KUALA LUMPUR (Oct 3): Malaysian oil palm planters should focus on improving production yields by accelerating replanting activities to help offset the cost hikes, according to CIMB Investment Bank Bhd plantation analyst Ivy Ng Lee Fang, who is also the head of research.
Speaking at the MPOA National Palm Oil Conference 2023, Ng said labour cost is likely to increase further in the next two years, if a multi-tier levy system on foreign workers is implemented and minimum wage is reviewed.
In addition to higher crude palm oil (CPO) production costs last year, caused by hikes on wages and input costs, such as fertilisers, energy and chemicals, Ng pointed out that the plantation industry was also struggling with declining CPO yields.
“The lower CPO yields is primarily attributed to labour shortages, adverse weather conditions, and ageing oil palm estates.

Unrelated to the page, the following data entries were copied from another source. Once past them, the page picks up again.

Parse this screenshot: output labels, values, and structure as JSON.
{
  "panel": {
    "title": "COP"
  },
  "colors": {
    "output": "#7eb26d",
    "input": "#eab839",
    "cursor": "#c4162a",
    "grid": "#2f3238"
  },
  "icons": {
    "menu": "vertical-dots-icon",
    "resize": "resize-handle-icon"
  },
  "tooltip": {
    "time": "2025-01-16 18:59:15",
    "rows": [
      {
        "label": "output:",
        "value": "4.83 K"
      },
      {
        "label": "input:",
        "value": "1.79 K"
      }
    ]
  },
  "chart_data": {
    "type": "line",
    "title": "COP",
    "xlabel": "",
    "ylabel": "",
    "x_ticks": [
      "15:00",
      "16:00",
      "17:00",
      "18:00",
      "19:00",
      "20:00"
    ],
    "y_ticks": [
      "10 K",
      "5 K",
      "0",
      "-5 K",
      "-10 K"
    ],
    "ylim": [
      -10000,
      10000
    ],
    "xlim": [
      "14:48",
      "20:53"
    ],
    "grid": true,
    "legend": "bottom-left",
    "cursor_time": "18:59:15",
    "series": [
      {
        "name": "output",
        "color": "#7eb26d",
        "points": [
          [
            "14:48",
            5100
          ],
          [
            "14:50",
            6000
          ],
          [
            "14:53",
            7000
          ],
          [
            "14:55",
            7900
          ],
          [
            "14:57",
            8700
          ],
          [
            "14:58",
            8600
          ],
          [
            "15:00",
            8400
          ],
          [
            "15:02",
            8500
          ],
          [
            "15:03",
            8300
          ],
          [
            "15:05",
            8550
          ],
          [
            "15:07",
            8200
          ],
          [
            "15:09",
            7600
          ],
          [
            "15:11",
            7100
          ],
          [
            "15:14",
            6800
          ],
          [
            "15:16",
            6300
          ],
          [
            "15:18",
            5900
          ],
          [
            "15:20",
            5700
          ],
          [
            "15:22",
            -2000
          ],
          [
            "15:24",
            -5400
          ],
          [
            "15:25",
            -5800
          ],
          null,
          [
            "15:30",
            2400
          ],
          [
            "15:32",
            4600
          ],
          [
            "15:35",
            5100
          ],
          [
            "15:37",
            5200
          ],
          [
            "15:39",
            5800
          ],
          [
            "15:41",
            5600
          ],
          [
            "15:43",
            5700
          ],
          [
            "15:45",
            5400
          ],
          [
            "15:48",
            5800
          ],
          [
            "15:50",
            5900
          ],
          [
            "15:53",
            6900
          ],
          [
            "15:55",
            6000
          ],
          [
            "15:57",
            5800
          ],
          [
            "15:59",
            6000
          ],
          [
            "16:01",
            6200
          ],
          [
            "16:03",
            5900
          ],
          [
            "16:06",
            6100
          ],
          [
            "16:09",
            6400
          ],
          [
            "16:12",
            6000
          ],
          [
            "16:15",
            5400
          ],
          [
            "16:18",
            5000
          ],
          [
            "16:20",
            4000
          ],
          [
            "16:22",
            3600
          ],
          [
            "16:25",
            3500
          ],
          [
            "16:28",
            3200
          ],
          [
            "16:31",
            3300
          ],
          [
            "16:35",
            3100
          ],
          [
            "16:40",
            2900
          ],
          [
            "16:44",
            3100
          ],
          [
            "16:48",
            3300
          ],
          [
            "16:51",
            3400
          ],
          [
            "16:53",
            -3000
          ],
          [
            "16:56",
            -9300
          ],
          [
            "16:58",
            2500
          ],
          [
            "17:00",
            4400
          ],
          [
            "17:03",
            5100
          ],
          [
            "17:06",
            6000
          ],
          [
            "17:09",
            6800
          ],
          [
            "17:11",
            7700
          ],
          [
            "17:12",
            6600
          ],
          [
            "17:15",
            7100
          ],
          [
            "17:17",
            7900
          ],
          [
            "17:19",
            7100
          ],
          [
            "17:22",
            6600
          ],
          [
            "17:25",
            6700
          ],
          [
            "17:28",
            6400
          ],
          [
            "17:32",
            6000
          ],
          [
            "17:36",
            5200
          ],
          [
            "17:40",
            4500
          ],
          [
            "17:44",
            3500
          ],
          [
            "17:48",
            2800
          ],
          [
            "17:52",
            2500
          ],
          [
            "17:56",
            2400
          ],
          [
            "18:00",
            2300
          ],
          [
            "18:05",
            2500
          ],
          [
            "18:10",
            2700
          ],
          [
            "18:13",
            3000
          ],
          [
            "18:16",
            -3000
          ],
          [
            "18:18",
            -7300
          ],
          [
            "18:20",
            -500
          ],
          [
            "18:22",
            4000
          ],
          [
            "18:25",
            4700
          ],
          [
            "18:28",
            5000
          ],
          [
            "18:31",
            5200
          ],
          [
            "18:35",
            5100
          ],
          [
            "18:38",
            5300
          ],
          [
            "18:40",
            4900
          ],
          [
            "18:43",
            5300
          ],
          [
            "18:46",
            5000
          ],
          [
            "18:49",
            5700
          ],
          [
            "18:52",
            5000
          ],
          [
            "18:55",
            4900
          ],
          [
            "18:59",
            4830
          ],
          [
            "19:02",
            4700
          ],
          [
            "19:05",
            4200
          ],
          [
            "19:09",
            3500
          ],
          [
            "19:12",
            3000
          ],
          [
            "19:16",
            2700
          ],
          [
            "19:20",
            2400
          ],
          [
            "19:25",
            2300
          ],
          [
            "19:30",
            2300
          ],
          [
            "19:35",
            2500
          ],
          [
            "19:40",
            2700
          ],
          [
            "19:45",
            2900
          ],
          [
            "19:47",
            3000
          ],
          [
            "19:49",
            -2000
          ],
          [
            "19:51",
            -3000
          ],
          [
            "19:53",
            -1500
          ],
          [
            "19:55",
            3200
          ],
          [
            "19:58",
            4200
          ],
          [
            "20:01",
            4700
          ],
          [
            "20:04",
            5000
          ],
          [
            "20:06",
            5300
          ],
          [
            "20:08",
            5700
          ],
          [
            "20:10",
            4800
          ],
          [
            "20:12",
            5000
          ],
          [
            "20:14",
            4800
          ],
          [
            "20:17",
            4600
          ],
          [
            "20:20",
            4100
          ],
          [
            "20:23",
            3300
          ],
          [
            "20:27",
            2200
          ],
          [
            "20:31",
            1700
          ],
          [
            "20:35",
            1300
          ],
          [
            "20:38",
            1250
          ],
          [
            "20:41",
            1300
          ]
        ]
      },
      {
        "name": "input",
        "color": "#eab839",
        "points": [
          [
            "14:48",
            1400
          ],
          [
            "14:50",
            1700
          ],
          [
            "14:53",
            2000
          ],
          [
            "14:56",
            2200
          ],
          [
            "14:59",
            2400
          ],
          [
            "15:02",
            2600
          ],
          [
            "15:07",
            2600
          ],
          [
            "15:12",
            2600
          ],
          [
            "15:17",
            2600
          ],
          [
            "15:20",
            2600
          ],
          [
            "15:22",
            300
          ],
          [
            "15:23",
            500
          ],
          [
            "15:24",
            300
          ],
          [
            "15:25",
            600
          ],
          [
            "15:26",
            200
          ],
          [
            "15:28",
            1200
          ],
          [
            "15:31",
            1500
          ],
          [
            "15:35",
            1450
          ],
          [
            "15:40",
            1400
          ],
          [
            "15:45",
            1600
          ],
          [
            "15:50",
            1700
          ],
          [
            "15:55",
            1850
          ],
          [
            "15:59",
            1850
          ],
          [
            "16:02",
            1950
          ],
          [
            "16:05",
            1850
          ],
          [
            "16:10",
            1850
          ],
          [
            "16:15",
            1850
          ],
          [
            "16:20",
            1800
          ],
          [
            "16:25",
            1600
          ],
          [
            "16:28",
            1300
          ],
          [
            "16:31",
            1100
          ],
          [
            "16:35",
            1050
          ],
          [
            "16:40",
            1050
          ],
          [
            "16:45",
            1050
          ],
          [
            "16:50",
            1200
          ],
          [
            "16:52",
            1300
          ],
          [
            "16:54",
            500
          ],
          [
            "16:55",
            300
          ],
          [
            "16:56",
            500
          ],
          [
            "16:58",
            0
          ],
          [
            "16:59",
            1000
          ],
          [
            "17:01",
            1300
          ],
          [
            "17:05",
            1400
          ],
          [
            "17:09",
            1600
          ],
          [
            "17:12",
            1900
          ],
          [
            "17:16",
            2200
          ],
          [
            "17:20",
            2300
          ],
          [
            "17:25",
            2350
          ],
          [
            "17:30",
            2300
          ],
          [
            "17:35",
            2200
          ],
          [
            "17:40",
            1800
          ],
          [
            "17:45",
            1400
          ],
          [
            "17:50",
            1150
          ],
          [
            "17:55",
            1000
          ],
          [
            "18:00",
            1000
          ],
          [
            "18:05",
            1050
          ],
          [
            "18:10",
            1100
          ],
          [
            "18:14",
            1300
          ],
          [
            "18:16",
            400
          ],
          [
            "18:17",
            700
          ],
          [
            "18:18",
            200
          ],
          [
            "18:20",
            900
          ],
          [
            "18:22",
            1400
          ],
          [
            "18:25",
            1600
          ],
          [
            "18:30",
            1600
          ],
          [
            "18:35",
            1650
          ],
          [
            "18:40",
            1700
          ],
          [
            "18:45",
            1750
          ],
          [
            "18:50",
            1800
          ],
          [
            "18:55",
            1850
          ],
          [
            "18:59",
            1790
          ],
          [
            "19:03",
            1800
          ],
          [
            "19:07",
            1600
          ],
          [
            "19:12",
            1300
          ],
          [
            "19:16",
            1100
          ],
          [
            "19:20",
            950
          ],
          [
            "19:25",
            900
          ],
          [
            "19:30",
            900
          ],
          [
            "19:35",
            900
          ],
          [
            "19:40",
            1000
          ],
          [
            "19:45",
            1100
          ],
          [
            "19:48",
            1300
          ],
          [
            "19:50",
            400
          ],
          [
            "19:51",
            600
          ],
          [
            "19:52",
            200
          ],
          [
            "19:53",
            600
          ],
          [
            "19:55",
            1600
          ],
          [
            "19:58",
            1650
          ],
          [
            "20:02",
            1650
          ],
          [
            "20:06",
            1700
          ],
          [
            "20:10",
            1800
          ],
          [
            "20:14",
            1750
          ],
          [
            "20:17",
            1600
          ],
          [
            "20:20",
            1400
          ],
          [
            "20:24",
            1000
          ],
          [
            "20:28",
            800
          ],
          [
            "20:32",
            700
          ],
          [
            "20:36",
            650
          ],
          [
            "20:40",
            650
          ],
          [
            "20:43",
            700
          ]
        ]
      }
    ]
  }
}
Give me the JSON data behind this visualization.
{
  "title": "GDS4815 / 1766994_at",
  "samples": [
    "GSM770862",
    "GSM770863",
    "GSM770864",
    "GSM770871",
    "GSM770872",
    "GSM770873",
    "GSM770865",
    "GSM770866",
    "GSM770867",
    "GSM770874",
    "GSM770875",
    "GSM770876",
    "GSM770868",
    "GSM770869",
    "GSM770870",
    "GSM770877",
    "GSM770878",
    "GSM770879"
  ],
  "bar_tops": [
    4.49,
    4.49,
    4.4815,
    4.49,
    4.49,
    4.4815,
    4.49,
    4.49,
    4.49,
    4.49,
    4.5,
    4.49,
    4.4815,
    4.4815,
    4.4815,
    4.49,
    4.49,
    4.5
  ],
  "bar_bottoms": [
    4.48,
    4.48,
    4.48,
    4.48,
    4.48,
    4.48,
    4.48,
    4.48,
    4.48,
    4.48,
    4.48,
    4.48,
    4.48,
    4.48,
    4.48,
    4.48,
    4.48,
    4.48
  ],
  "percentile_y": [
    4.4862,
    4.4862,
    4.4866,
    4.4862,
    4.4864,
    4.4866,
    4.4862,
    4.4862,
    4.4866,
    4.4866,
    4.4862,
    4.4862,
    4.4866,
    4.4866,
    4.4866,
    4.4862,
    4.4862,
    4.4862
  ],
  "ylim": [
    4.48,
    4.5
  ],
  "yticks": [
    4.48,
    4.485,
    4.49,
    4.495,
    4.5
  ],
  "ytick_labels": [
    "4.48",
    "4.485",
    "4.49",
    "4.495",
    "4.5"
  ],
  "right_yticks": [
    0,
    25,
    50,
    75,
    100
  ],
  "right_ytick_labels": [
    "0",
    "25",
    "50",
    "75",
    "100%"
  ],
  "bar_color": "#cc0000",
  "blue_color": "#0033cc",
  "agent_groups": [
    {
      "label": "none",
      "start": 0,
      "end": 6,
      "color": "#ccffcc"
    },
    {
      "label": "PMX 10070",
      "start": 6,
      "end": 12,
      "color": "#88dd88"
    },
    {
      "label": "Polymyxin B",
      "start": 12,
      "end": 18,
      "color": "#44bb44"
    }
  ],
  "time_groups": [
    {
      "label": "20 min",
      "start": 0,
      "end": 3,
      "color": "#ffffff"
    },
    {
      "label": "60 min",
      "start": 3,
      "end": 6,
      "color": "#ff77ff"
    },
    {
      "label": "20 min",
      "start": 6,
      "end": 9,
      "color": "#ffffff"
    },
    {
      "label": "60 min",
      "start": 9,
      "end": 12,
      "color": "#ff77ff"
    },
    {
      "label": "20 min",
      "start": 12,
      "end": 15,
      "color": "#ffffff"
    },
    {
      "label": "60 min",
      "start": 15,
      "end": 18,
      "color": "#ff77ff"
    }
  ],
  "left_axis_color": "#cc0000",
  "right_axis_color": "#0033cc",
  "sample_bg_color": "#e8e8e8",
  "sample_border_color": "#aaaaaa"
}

These issues have intensified the rise in per-tonne production costs for CPO,” she told the audience.
“Our industry model indicates that every 0.5 tonnes per hectare increase in CPO yield can reduce production costs by RM462 per tonne of CPO,” said Ng.
Currently, an estimated 664,000 hectares out of the 5.6 million hectares of Malaysian oil palm estates is 25 years and above, Ng said, citing data from the Malaysian Palm Oil Board.
However, in 2022, only 97,130 hectares were replanted, representing a replanting rate of barely 1.7% of the total oil palm cultivation area.
“If replanting is not carried out, the oil palm trees will be older and the yields will be lower. This could also mean that costs increase over time, which could affect the competitiveness of the crop and the profitability of the industry,” she stressed.